Although I’m currently “in charge” of this process, it will soon transfer over to various public services departments. I’ve been doing it to make sure everything works and to set up procedures for the whole filtering process.

Gathering Some Statistics
But since I have to do this, I thought I’d have some fun with it (now, now – I know what you’re thinking…). Once we install the full version of this software, we’ll supposedly be able to get statistics (I’m guessing it’ll report things like what website categories patrons have been browsing, and how many library customers and/or websites have been filtered). But until then, I have kept my own stats on the Site Review Requests: I have kept each filtering request since July 2004 (don’t worry – no names are attached to the requests so privacy is preserved), and have dumped each request into categorized folders so I can sift some statistics out of this heap.

These statistics show how many websites, categorized as Pornography by the filtering software, are really porn sites. But only for websites that a library customer has asked the library to review. Make sense? Not sure how scientific these stats are, but they are rather interesting….

My Findings
So – that adds up to 7 months worth of statistics. That totals 855 requests (through January 2005) for the library to review a website that was lumped into a certain category. How accurate do you think it was? Hmm? Can you guess? Try this percent on for size: 42%. Yep, that’s right. 42%! Out of 855 requests to review a website categorized as pornography, only 42% of those websites have REALLY been porn sites. Dang!
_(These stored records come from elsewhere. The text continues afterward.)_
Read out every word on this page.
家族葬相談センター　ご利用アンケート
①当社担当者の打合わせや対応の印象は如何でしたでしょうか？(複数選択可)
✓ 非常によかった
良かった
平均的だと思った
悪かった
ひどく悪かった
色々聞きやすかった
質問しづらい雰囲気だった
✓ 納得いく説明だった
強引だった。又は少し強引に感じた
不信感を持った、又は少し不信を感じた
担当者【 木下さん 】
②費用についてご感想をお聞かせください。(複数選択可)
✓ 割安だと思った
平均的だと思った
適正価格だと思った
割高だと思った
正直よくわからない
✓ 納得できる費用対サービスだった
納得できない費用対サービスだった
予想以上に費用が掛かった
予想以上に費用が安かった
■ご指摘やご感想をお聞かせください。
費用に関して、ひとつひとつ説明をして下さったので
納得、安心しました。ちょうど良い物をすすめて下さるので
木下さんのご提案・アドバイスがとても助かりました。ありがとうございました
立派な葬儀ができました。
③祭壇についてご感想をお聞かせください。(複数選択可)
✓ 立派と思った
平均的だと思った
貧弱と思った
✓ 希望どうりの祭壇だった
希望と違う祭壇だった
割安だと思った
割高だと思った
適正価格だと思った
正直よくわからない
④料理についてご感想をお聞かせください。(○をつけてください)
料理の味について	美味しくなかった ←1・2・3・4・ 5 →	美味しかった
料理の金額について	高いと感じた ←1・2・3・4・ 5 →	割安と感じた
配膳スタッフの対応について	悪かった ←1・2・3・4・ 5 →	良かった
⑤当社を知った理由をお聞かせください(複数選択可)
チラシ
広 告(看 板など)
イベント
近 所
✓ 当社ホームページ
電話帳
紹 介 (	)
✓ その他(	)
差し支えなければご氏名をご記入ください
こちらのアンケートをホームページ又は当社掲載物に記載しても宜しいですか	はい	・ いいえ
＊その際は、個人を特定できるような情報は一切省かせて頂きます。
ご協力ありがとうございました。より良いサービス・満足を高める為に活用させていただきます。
So what have the other 58% been? (I’m rounding the percentages, fyi):

  • 9% – broken sites (they either don’t exist, were turned off, or the server was down when it was accessed)
  • 9% – dating and/or social networking types of sites (all those russian dating websites)
  • 3% – music sites. Especially hip-hop artist pages
  • 20% – redirect pages, marketing forms, and domain name placeholder pages
  • 17% – the rest of the “non porn” sites

Conclusions?
Actually, I’m going to make two conclusions:

1. The official “I have an MLS degree” conclusion: The filtering software isn’t doing a good job of filtering by category, because it lumped 58% more websites into a certain category than it needed to… and I was just looking at ONE category. There are a lot more categories, and I’m guessing the statistics would be similar in those categories, too. So that’s bad!

2. Non MLS, “it is helping staff and customers” conclusion: The filtering software, while it’s being a bit “over zealous,” IS categorizing a lot of sites correctly. Our public services staff aren’t having to play “web police” as much since we installed the filter. And a large percentage (29%) of the incorrectly categorized pages aren’t useful websites – they’re either broken sites, sites that no longer exist, redirected marketing scam pages or domain placeholder pages – all pages that most likely weren’t what the library customer had in mind in the first place. So both of those are good.

Plus, we’re also able to use the filter to enforce a library policy. Per our library’s policy, people can’t gamble in the library. So we decided to turn on the Gambling category, too. We just did this, so I don’t know what it’s going to filter. But still, I think it’s pretty cool that we can use the software that we were required to buy (we wanted the E-rate money) for other non-CIPA stuff.